Luoghi comuni e effetto gregge
Aprire una discussione intorno alla democrazia della cura. Per ogni bambino o bambina che non va a scuola, per ogni malato in casa, c’è quasi sempre una donna che si sobbarca un sovraccarico di lavoro di cura.
Infittisce la trama di documenti, interventi, discussioni su come riaprire (o non riaprire) Nidi, scuole dell’infanzia e scuole in genere. Bambine e bambini sembrano essere al centro delle preoccupazioni di molte categorie di persone. In parte sono pretesto per rivendicazioni di sussidi. Richieste forse con aspetti di legittima aspettativa ma che non attengono all’infanzia e alla sua tutela. Vorremmo provare a limitarci a una riflessione su come entra (e esce) in gioco l’infanzia in questa drammatica vicenda.

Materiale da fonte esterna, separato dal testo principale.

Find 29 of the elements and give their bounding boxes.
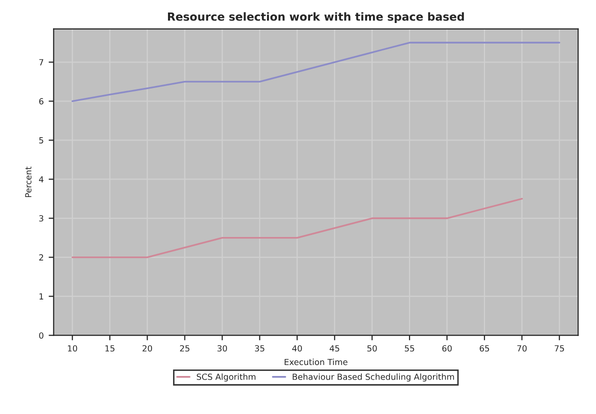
- y-tick-label: 0: [39, 332, 44, 339]
- line-series: [72, 198, 523, 258]
- x-tick-label: 25: [180, 345, 190, 352]
- line-series: [72, 42, 560, 102]
- y-tick-label: 3: [39, 215, 44, 222]
- y-axis-title: Percent: [25, 166, 32, 198]
- x-tick-label: 75: [554, 345, 564, 352]
- x-tick-label: 10: [68, 345, 78, 352]
- y-tick-label: 6: [39, 98, 44, 104]
- x-tick-label: 40: [292, 345, 302, 352]
- y-tick-label: 4: [39, 176, 44, 182]
- x-tick-label: 20: [142, 345, 152, 352]
- y-tick-label: 2: [39, 254, 44, 260]
- chart-title: Resource selection work with time space based: [168, 12, 464, 23]
- x-tick-label: 70: [517, 345, 527, 352]
- x-tick-label: 35: [255, 345, 264, 352]
- x-tick-label: 50: [367, 345, 377, 352]
- x-tick-label: 15: [105, 345, 114, 352]
- y-tick-label: 7: [39, 59, 44, 66]
- x-tick-label: 65: [480, 345, 490, 352]
- x-tick-label: 45: [330, 345, 340, 352]
- x-tick-label: 30: [218, 345, 227, 352]
- x-tick-label: 55: [404, 345, 414, 352]
- y-tick-label: 1: [40, 293, 44, 300]
- legend-label: Behaviour Based Scheduling Algorithm: [292, 373, 454, 382]
- y-tick-label: 5: [39, 137, 44, 144]
- legend-label: SCS Algorithm: [196, 373, 256, 382]
- x-axis-title: Execution Time: [284, 358, 348, 366]
- x-tick-label: 60: [442, 345, 452, 352]
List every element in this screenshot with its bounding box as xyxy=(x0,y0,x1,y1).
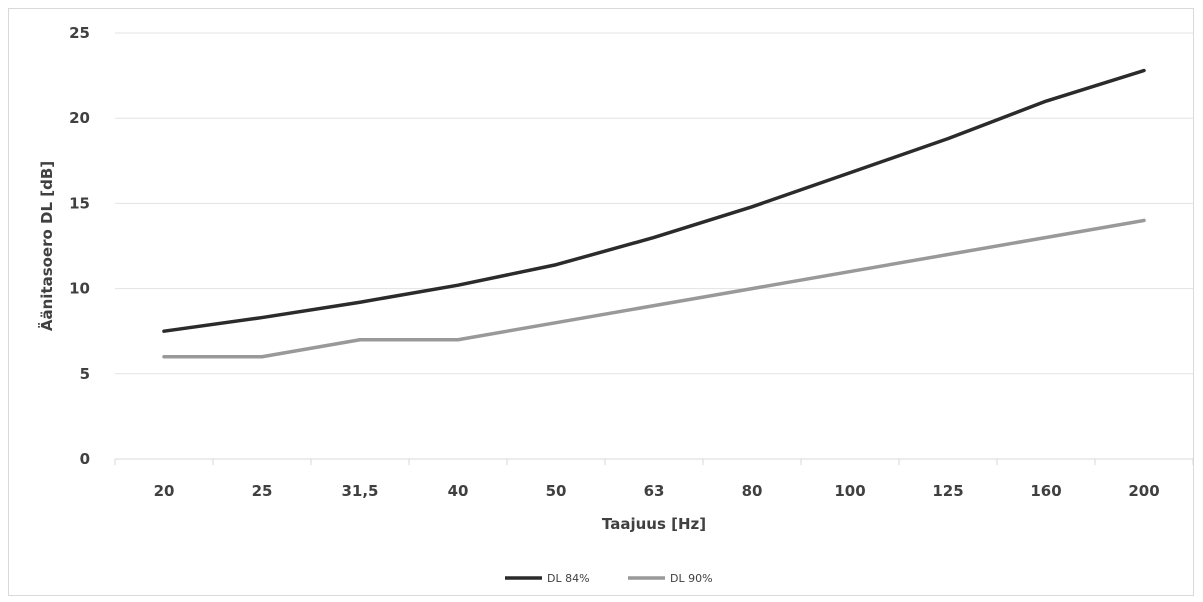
x-tick-label: 40 xyxy=(448,482,469,500)
legend-label: DL 84% xyxy=(547,572,590,585)
x-tick-label: 125 xyxy=(932,482,963,500)
y-tick-label: 20 xyxy=(69,109,90,127)
x-axis-title: Taajuus [Hz] xyxy=(602,515,706,533)
y-tick-label: 5 xyxy=(80,365,90,383)
chart-frame xyxy=(8,8,1194,596)
gridlines xyxy=(115,32,1193,375)
x-tick-label: 31,5 xyxy=(341,482,378,500)
series-lines xyxy=(162,68,1146,359)
legend: DL 84% DL 90% xyxy=(505,572,713,585)
x-tick-label: 50 xyxy=(546,482,567,500)
x-axis-tick-labels: 20 25 31,5 40 50 63 80 100 125 160 200 xyxy=(154,482,1160,500)
y-tick-label: 10 xyxy=(69,280,90,298)
x-tick-label: 20 xyxy=(154,482,175,500)
y-axis-tick-labels: 0 5 10 15 20 25 xyxy=(69,24,90,468)
y-tick-label: 0 xyxy=(80,450,90,468)
x-tick-label: 200 xyxy=(1128,482,1159,500)
x-tick-label: 160 xyxy=(1030,482,1061,500)
x-tick-label: 63 xyxy=(644,482,665,500)
x-tick-label: 100 xyxy=(834,482,865,500)
x-tick-label: 25 xyxy=(252,482,273,500)
y-axis-title: Äänitasoero DL [dB] xyxy=(37,161,56,331)
y-tick-label: 25 xyxy=(69,24,90,42)
y-tick-label: 15 xyxy=(69,194,90,212)
x-tick-label: 80 xyxy=(742,482,763,500)
series-line-1 xyxy=(162,68,1146,333)
x-axis-tick-marks xyxy=(114,459,1194,465)
legend-label: DL 90% xyxy=(670,572,713,585)
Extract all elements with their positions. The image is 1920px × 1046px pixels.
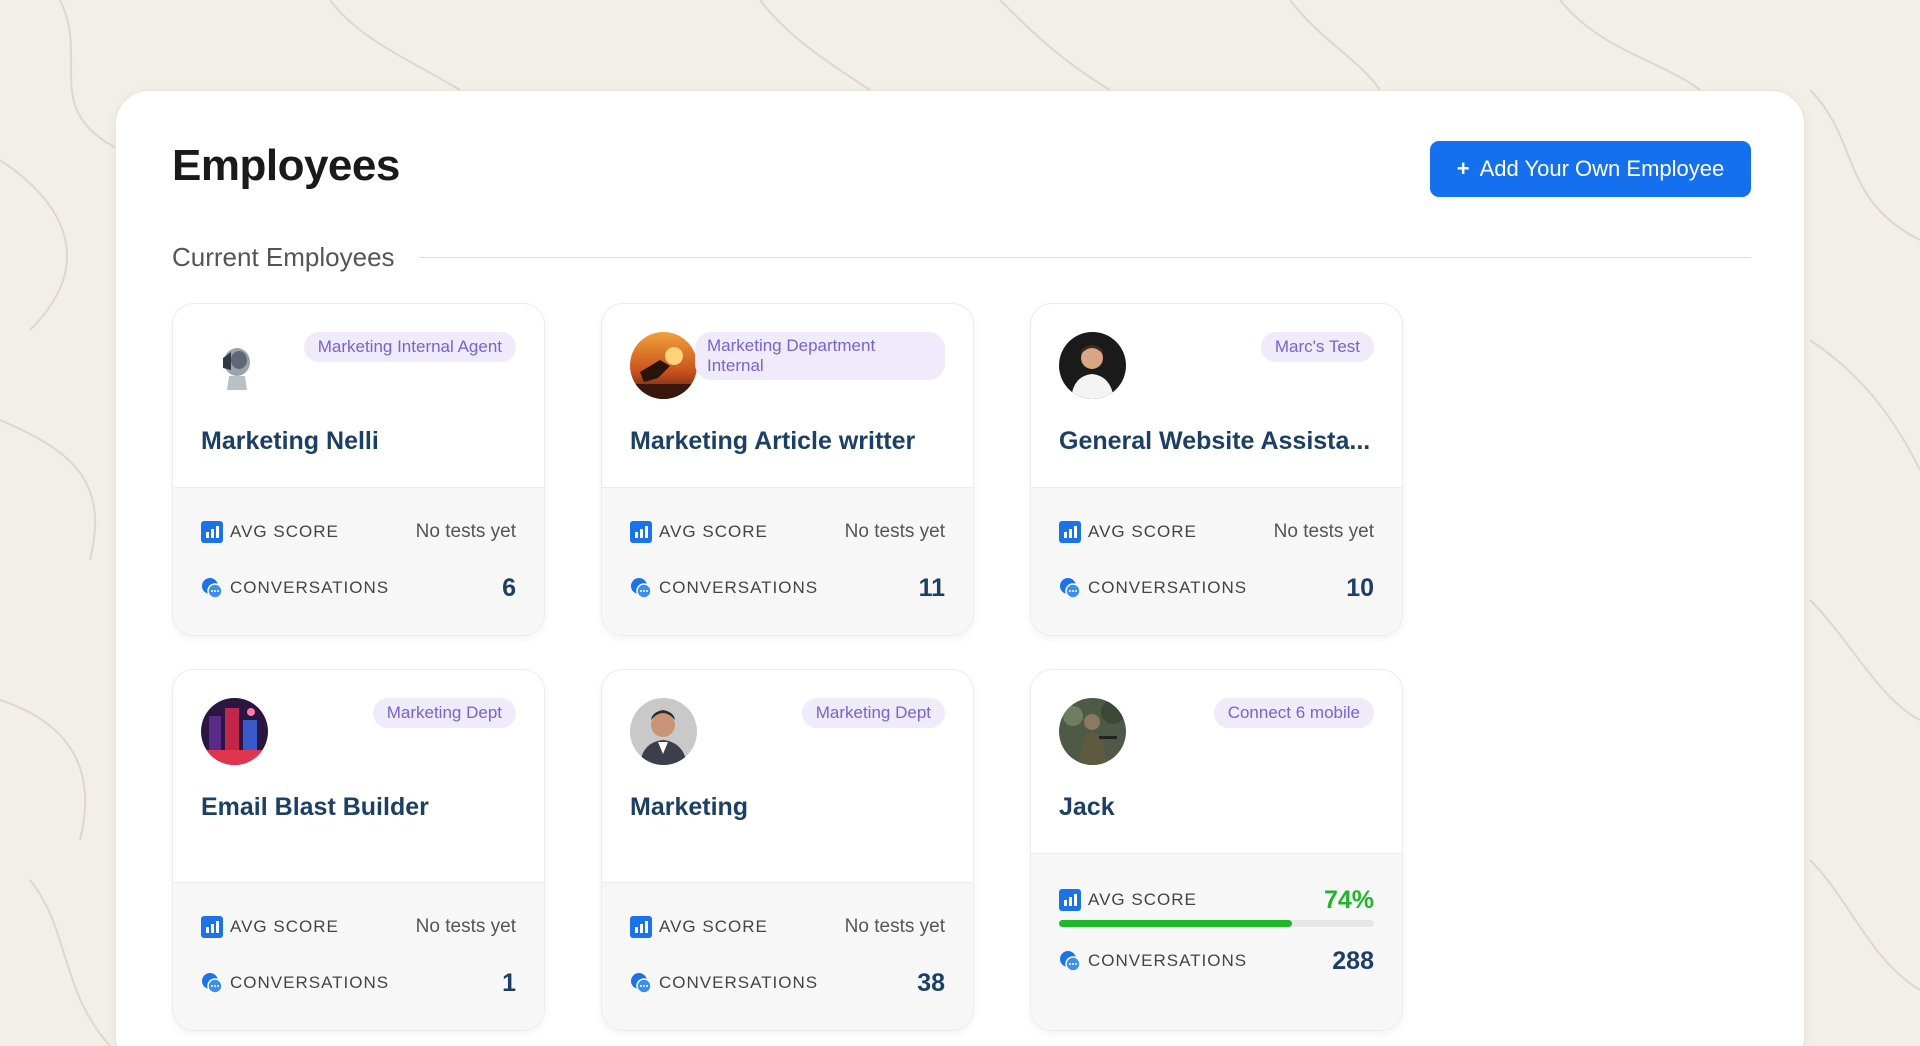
conversations-count: 288 xyxy=(1332,946,1374,975)
avg-score-label: AVG SCORE xyxy=(1088,522,1197,541)
conversations-count: 11 xyxy=(918,573,945,602)
section-divider xyxy=(418,256,1751,258)
employee-card[interactable]: Marketing Dept Marketing AVG SCORE No te… xyxy=(601,669,974,1031)
avg-score-value: No tests yet xyxy=(415,521,516,542)
employee-name: Jack xyxy=(1059,793,1115,821)
soldier-avatar xyxy=(1059,698,1126,765)
sunset-figure-avatar xyxy=(630,332,697,399)
avg-score-value: No tests yet xyxy=(844,521,945,542)
employee-card[interactable]: Connect 6 mobile Jack AVG SCORE 74% CONV… xyxy=(1030,669,1403,1031)
avg-score-label: AVG SCORE xyxy=(230,917,339,936)
score-progress-bar xyxy=(1059,920,1374,927)
employee-tag: Marc's Test xyxy=(1260,332,1374,362)
add-employee-button[interactable]: + Add Your Own Employee xyxy=(1430,141,1751,197)
businessman-avatar xyxy=(630,698,697,765)
employee-card[interactable]: Marc's Test General Website Assista... A… xyxy=(1030,303,1403,636)
page-title: Employees xyxy=(172,141,400,190)
conversations-label: CONVERSATIONS xyxy=(659,973,819,992)
conversations-row: CONVERSATIONS 11 xyxy=(630,560,945,616)
employee-name: Marketing xyxy=(630,793,749,821)
conversations-label: CONVERSATIONS xyxy=(659,578,819,597)
conversations-row: CONVERSATIONS 10 xyxy=(1059,560,1374,616)
conversations-count: 38 xyxy=(917,968,945,997)
bar-chart-icon xyxy=(1059,889,1081,911)
bar-chart-icon xyxy=(630,916,652,938)
conversations-label: CONVERSATIONS xyxy=(1088,578,1248,597)
conversations-count: 1 xyxy=(502,968,516,997)
bar-chart-icon xyxy=(201,521,223,543)
conversations-row: CONVERSATIONS 6 xyxy=(201,560,516,616)
employee-tag: Connect 6 mobile xyxy=(1213,698,1374,728)
conversations-label: CONVERSATIONS xyxy=(230,973,390,992)
avg-score-row: AVG SCORE No tests yet xyxy=(630,504,945,560)
employee-name: Marketing Article writter xyxy=(630,427,916,455)
avg-score-value: 74% xyxy=(1323,885,1374,914)
avg-score-value: No tests yet xyxy=(415,916,516,937)
avg-score-label: AVG SCORE xyxy=(1088,890,1197,909)
bar-chart-icon xyxy=(1059,521,1081,543)
employee-tag: Marketing Dept xyxy=(372,698,516,728)
chat-bubbles-icon xyxy=(1060,951,1081,972)
man-portrait-avatar xyxy=(1059,332,1126,399)
avg-score-row: AVG SCORE 74% xyxy=(1059,872,1374,928)
section-title: Current Employees xyxy=(172,241,395,272)
employees-panel: Employees + Add Your Own Employee Curren… xyxy=(115,90,1805,1046)
employee-tag: Marketing Dept xyxy=(801,698,945,728)
conversations-label: CONVERSATIONS xyxy=(1088,951,1248,970)
employee-tag: Marketing Department Internal xyxy=(695,332,945,380)
avg-score-row: AVG SCORE No tests yet xyxy=(630,899,945,955)
avg-score-row: AVG SCORE No tests yet xyxy=(201,504,516,560)
conversations-count: 6 xyxy=(502,573,516,602)
employee-name: Marketing Nelli xyxy=(201,427,379,455)
chat-bubbles-icon xyxy=(202,973,223,994)
chat-bubbles-icon xyxy=(1060,578,1081,599)
employee-tag: Marketing Internal Agent xyxy=(303,332,516,362)
chat-bubbles-icon xyxy=(202,578,223,599)
robot-avatar xyxy=(201,332,268,399)
section-header: Current Employees xyxy=(172,237,1751,277)
employee-name: General Website Assista... xyxy=(1059,427,1371,455)
neon-city-avatar xyxy=(201,698,268,765)
plus-icon: + xyxy=(1456,156,1470,181)
avg-score-value: No tests yet xyxy=(1273,521,1374,542)
avg-score-label: AVG SCORE xyxy=(659,917,768,936)
score-progress-fill xyxy=(1059,920,1293,927)
employee-card[interactable]: Marketing Dept Email Blast Builder AVG S… xyxy=(172,669,545,1031)
avg-score-label: AVG SCORE xyxy=(230,522,339,541)
bar-chart-icon xyxy=(630,521,652,543)
employee-name: Email Blast Builder xyxy=(201,793,429,821)
avg-score-label: AVG SCORE xyxy=(659,522,768,541)
conversations-row: CONVERSATIONS 1 xyxy=(201,955,516,1011)
conversations-row: CONVERSATIONS 38 xyxy=(630,955,945,1011)
bar-chart-icon xyxy=(201,916,223,938)
add-employee-label: Add Your Own Employee xyxy=(1479,156,1725,181)
avg-score-row: AVG SCORE No tests yet xyxy=(1059,504,1374,560)
employee-card[interactable]: Marketing Internal Agent Marketing Nelli… xyxy=(172,303,545,636)
avg-score-row: AVG SCORE No tests yet xyxy=(201,899,516,955)
employee-card[interactable]: Marketing Department Internal Marketing … xyxy=(601,303,974,636)
conversations-row: CONVERSATIONS 288 xyxy=(1059,933,1374,989)
conversations-count: 10 xyxy=(1346,573,1374,602)
conversations-label: CONVERSATIONS xyxy=(230,578,390,597)
chat-bubbles-icon xyxy=(631,973,652,994)
chat-bubbles-icon xyxy=(631,578,652,599)
avg-score-value: No tests yet xyxy=(844,916,945,937)
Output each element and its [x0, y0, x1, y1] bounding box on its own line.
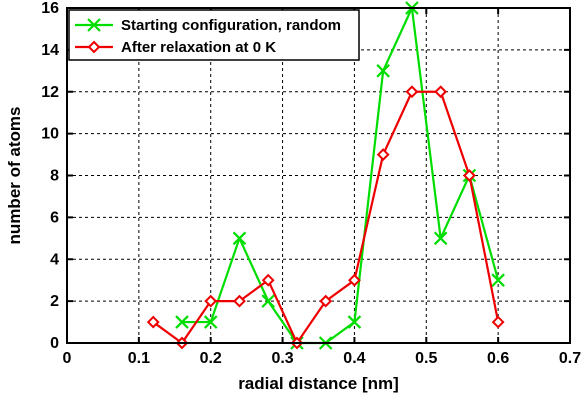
- data-point: [462, 169, 476, 182]
- data-point: [204, 294, 218, 308]
- legend-box: [68, 9, 360, 61]
- marker-stroke: [491, 273, 505, 287]
- x-tick-label: 0: [63, 350, 72, 367]
- y-tick-label: 6: [50, 209, 59, 226]
- data-point: [491, 315, 505, 329]
- x-tick-label: 0.2: [200, 350, 222, 367]
- series-1: [146, 85, 505, 350]
- legend-symbol-after-relaxation: [75, 40, 113, 54]
- legend-marker: [87, 18, 101, 32]
- y-tick-label: 0: [50, 335, 59, 352]
- legend: Starting configuration, random After rel…: [68, 9, 360, 61]
- series-line: [181, 6, 500, 345]
- data-point: [203, 315, 218, 329]
- y-tick-label: 16: [41, 0, 59, 17]
- data-point: [175, 315, 189, 329]
- x-axis-title: radial distance [nm]: [238, 374, 399, 393]
- y-tick-label: 12: [41, 84, 59, 101]
- y-tick-label: 4: [50, 251, 59, 268]
- y-tick-label: 14: [41, 42, 59, 59]
- marker-stroke: [87, 18, 101, 32]
- tick-labels: 0 0.1 0.2 0.3 0.4 0.5 0.6 0.7 0 2 4 6 8 10 12 14 16: [41, 0, 581, 367]
- data-point: [347, 315, 362, 329]
- legend-symbol-starting-configuration: [75, 18, 113, 32]
- data-point: [433, 231, 448, 246]
- data-point: [405, 85, 419, 99]
- marker-stroke: [433, 231, 448, 246]
- y-tick-label: 2: [50, 293, 59, 310]
- data-point: [233, 294, 246, 308]
- legend-label-after-relaxation: After relaxation at 0 K: [121, 39, 276, 56]
- grid: [67, 8, 570, 343]
- data-point: [348, 273, 361, 287]
- x-tick-label: 0.3: [271, 350, 293, 367]
- data-point: [319, 294, 333, 308]
- marker-stroke: [261, 294, 275, 308]
- legend-label-starting-configuration: Starting configuration, random: [121, 17, 341, 34]
- data-point: [232, 231, 247, 246]
- data-point: [434, 85, 448, 99]
- data-point: [261, 294, 275, 308]
- legend-marker: [87, 40, 101, 54]
- y-axis-title: number of atoms: [5, 107, 24, 245]
- y-tick-label: 8: [50, 168, 59, 185]
- data-point: [261, 273, 275, 287]
- x-tick-label: 0.7: [559, 350, 581, 367]
- y-tick-label: 10: [41, 126, 59, 143]
- x-tick-label: 0.5: [415, 350, 437, 367]
- data-point: [376, 148, 390, 161]
- marker-stroke: [232, 231, 247, 246]
- marker-stroke: [376, 64, 390, 78]
- data-point: [376, 64, 390, 78]
- data-point: [491, 273, 505, 287]
- x-tick-label: 0.4: [343, 350, 365, 367]
- x-tick-label: 0.1: [128, 350, 150, 367]
- marker-stroke: [203, 315, 218, 329]
- data-point: [146, 315, 160, 329]
- marker-stroke: [175, 315, 189, 329]
- marker-stroke: [347, 315, 362, 329]
- x-tick-label: 0.6: [487, 350, 509, 367]
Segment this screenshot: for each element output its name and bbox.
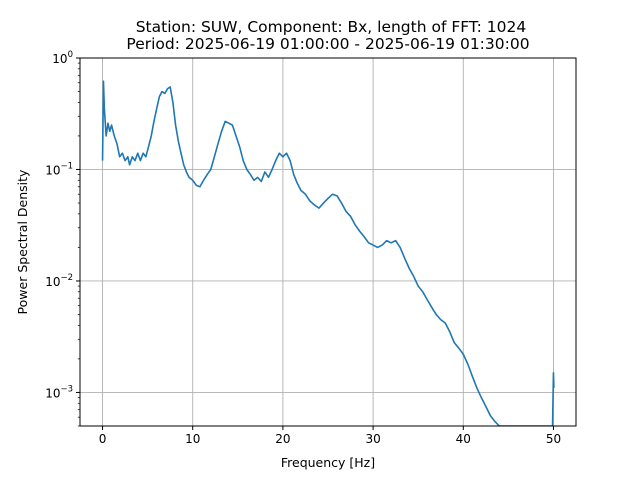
axis-ticks: 0 10 20 30 40 50 10−3 10−2 10−1 100 — [45, 50, 561, 446]
x-tick-label: 10 — [185, 432, 200, 446]
x-tick-label: 0 — [99, 432, 107, 446]
y-tick-label: 10−2 — [45, 273, 73, 289]
plot-frame — [79, 57, 577, 427]
x-tick-label: 20 — [275, 432, 290, 446]
x-tick-label: 40 — [456, 432, 471, 446]
y-tick-label: 10−3 — [45, 384, 73, 400]
x-tick-label: 50 — [546, 432, 561, 446]
x-axis-label: Frequency [Hz] — [281, 455, 375, 470]
chart-title-line1: Station: SUW, Component: Bx, length of F… — [136, 18, 527, 36]
chart-title-line2: Period: 2025-06-19 01:00:00 - 2025-06-19… — [126, 35, 529, 53]
psd-series-line — [101, 80, 555, 426]
series-area — [101, 80, 555, 426]
y-tick-label: 10−1 — [45, 161, 73, 177]
y-tick-label: 100 — [52, 50, 73, 66]
x-tick-label: 30 — [365, 432, 380, 446]
y-axis-label: Power Spectral Density — [15, 169, 30, 314]
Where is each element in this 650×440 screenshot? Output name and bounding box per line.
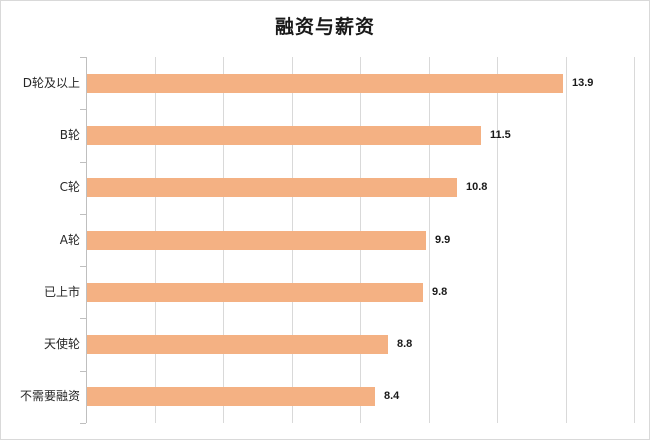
category-label: D轮及以上 — [22, 76, 80, 90]
plot-area: 13.9 11.5 10.8 9.9 9.8 8.8 8.4 — [80, 57, 635, 424]
axis-tick — [80, 109, 86, 110]
axis-tick — [80, 371, 86, 372]
bar — [87, 231, 426, 250]
gridline — [634, 57, 635, 423]
data-label: 10.8 — [466, 181, 488, 193]
bar — [87, 283, 423, 302]
axis-tick — [80, 318, 86, 319]
chart-title: 融资与薪资 — [274, 16, 375, 38]
bar — [87, 335, 388, 354]
axis-tick — [80, 214, 86, 215]
bar — [87, 178, 457, 197]
category-label: B轮 — [59, 128, 80, 142]
bar — [87, 387, 375, 406]
gridline — [566, 57, 567, 423]
axis-tick — [80, 423, 86, 424]
category-label: 已上市 — [43, 285, 80, 299]
y-axis-line — [86, 57, 87, 423]
axis-tick — [80, 57, 86, 58]
category-label: 天使轮 — [43, 337, 80, 351]
data-label: 8.4 — [384, 390, 400, 402]
bar — [87, 74, 563, 93]
data-label: 8.8 — [397, 338, 413, 350]
category-label: A轮 — [59, 233, 80, 247]
data-label: 13.9 — [572, 77, 594, 89]
data-label: 9.8 — [432, 286, 448, 298]
category-label: 不需要融资 — [19, 389, 80, 403]
gridline — [429, 57, 430, 423]
axis-tick — [80, 162, 86, 163]
data-label: 9.9 — [435, 234, 451, 246]
bar — [87, 126, 481, 145]
category-label: C轮 — [59, 180, 80, 194]
data-label: 11.5 — [490, 129, 511, 141]
gridline — [497, 57, 498, 423]
axis-tick — [80, 266, 86, 267]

I cervelli dei bambini e delle bambine
Come hanno vissuto e come vivranno i bambini questa parentesi di lockdwn? Lo strappo dalle abitudini, dalle compagnie, dalle routines, l’immersione in una presenza massiccia di famigliari (che dalle statistiche storiche non vuol dire sempre affettuosa), la scomparsa (scomparsa in assoluto senza preavvisi e saluti) di parenti e conoscenti? C’è una riflessione da fare su cosa resterà nella mente di questa generazione dell’esperienza “diversa” vissuta in questi mesi. E gli educatori e chiunque si preoccupi dell’infanzia dovrà impegnarsi a studiare e a capire per mettere in atto atteggiamenti e comportamenti adeguati.
Mamme e lockdown
Secondo i dati Istat, le donne che hanno continuato a lavorare durante il lockdown sono quasi due terzi delle occupate, perché operano in settori che sono rimasti attivi anche durante la crisi. Questa situazione che rende evidente le diseguaglianze nei ruoli, ma anche la segmentazione di genere dei settori di attività, potrebbe produrre effetti particolarmente dannosi per le donne colpendole in maniera più dura.
L’effetto gregge
Osservando quello che si sta verificando in altri Paesi europei più rapidi che non l’Italia nel decidere la riapertura dei servizi, il rischio che si palesa nel concreto è che dopo aver attivato task forces, gruppi di lavoro, aver (forse) prodotto delle linee guida, la soluzione dei problemi sarà il ricorso all’effetto gregge, cioè il confidare che comunque i corpi saranno in grado di reagire autonomamente al rischio di contagio con la produzione degli anticorpi. E nel giro di qualche settimana ritorneremo alle classiche pratiche. E con molte giustificazioni: l’economia generale, il costo dei servizi, i problemi contrattuali del personale, … Tutto vero, ma …
Può esserci un ma?
“C’è invece un’idea che può fare da guida in questa crisi, quella di “democrazia della cura”: una teoria che colloca la cura nel posto centrale oggi occupato dal mercato e dall’economia. Mettere la cura al centro significa riconoscere (ma anche redistribuire) il lavoro di chi quotidianamente si “prende cura” per promuovere benessere individuale e collettivo. Richiede perciò di investire nelle linee di difesa e promozione di una vita umana piena, che includono l’educazione, i servizi per l’infanzia, il contrasto alla violenza sulle donne, ma anche le tutele occupazionali, il reddito di base, la protezione ambientale… Per questo bisogna diffidare di chi traveste da scelte drammatiche ma necessarie la fretta di tornare al “come prima”. Bisogna impegnarsi invece affinché il “dopo” posizioni la cura, insieme al peso dei corpi, al cuore della nostra idea di democrazia”.
Possiamo provare a impegnarci in questa dimensione?